Nossa área de atuação abrangia a Ventania, zona que para penetrá-la em seu miolo, tínhamos que passar em frente ao comércio de Joaquim Lapa, conhecido comerciante e cacauicultor português.
Certa feita, programada visita, eu e o Jones – motô novato do Escritório; o outro era o Hermes – rumamos para lá. O jeep Willians capota de aço subia firme a suave ladeira de cascalho de repente uma robusta galinha no caminho, vapt, estatelava-se e jazia junto ao pneu traseiro do carona.
Com o carro parado no meio da pista, num passo de mágica, olhamos um para o outro, depois os sentidos na avenida de casas onde negociava o português, e, não havendo um pé de pessoa, em segundos eu abri a porta do veículo e, rapidinho como se rouba, socorri a vítima.
Um pouco assustados com o ocorrido, mas conscientes da impossibilidade de evitar o acidente, seguimos viagem.
Fim de percurso, serviços prestados, convicção de não flagrante, e o crepúsculo vespertino a descer, retornamos. No trajeto, como anteriormente havíamos combinado não procurar o dono da falecida, Jones então:
– Como é bicho, qual o lugar do velório?
– Isso aí é com você; o que der a gente racha – respondi.

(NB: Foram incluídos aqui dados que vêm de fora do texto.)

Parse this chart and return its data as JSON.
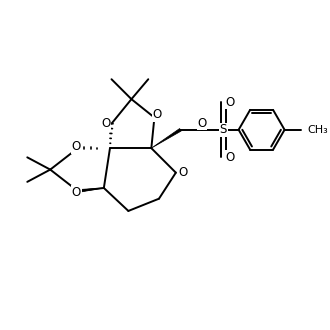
{
  "background_color": "#ffffff",
  "line_width": 1.4,
  "font_size": 8.5,
  "fig_size": [
    3.3,
    3.3
  ],
  "dpi": 100,
  "xlim": [
    0,
    10
  ],
  "ylim": [
    0,
    10
  ]
}
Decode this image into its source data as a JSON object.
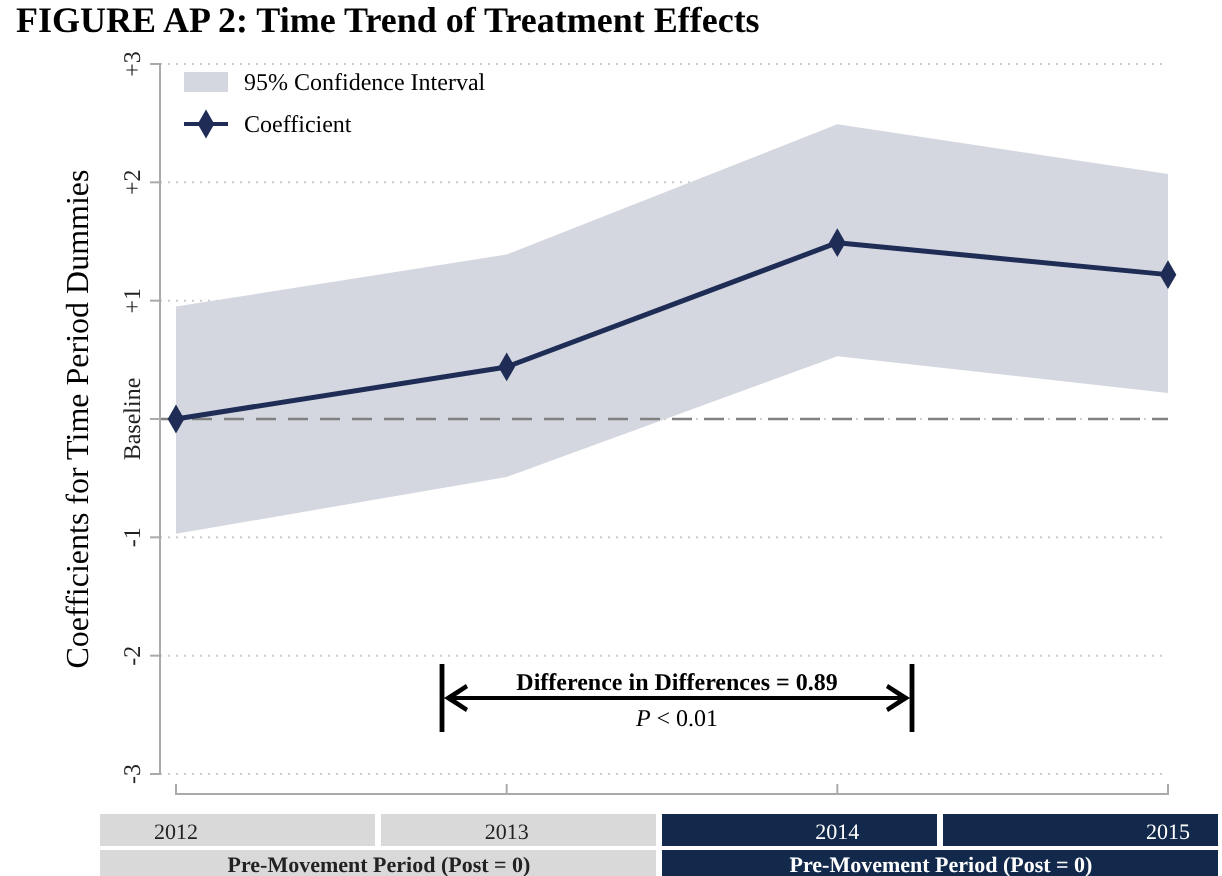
{
  "chart_data": {
    "type": "line",
    "title": "FIGURE AP 2: Time Trend of Treatment Effects",
    "ylabel": "Coefficients for Time Period Dummies",
    "categories": [
      "2012",
      "2013",
      "2014",
      "2015"
    ],
    "series": [
      {
        "name": "Coefficient",
        "color": "#1f2d56",
        "values": [
          0,
          0.44,
          1.49,
          1.22
        ],
        "lower": [
          -0.97,
          -0.49,
          0.53,
          0.22
        ],
        "upper": [
          0.95,
          1.39,
          2.49,
          2.07
        ]
      }
    ],
    "ylim": [
      -3,
      3
    ],
    "yticks": [
      {
        "value": 3,
        "label": "+3"
      },
      {
        "value": 2,
        "label": "+2"
      },
      {
        "value": 1,
        "label": "+1"
      },
      {
        "value": 0,
        "label": "Baseline"
      },
      {
        "value": -1,
        "label": "-1"
      },
      {
        "value": -2,
        "label": "-2"
      },
      {
        "value": -3,
        "label": "-3"
      }
    ],
    "grid": "y",
    "legend": "top left",
    "marker": "diamond",
    "line_style": "solid",
    "ref_lines": [
      {
        "axis": "y",
        "value": 0,
        "color": "#808080",
        "line_style": "dashed"
      }
    ],
    "annotations": [
      "95% Confidence Interval",
      "Difference in Differences = 0.89",
      "P < 0.01",
      "Pre-Movement Period (Post = 0)",
      "Pre-Movement Period (Post = 0)"
    ]
  }
}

Chegamos a Itapebi escurecendo e visando uma preliminar à vigília, saltei para tomar “uma” no Bar de Velho, bar que do alto de sua estrutura palafítica, descortinava uma bela visão do Jequitinhonha. O Jones seguira para providenciar o funeral da penosa e guardar o veículo, ao retornar, irreverente, foi logo:
– Diga aí Velho, bota uma da boa e caprichada pra mim, aliás, uma caprichada, uma loura bem suada e um copo. – e continuando – Você também está convidado para comer a Ângela Maria, e vai ser aqui mesmo em seu recinto.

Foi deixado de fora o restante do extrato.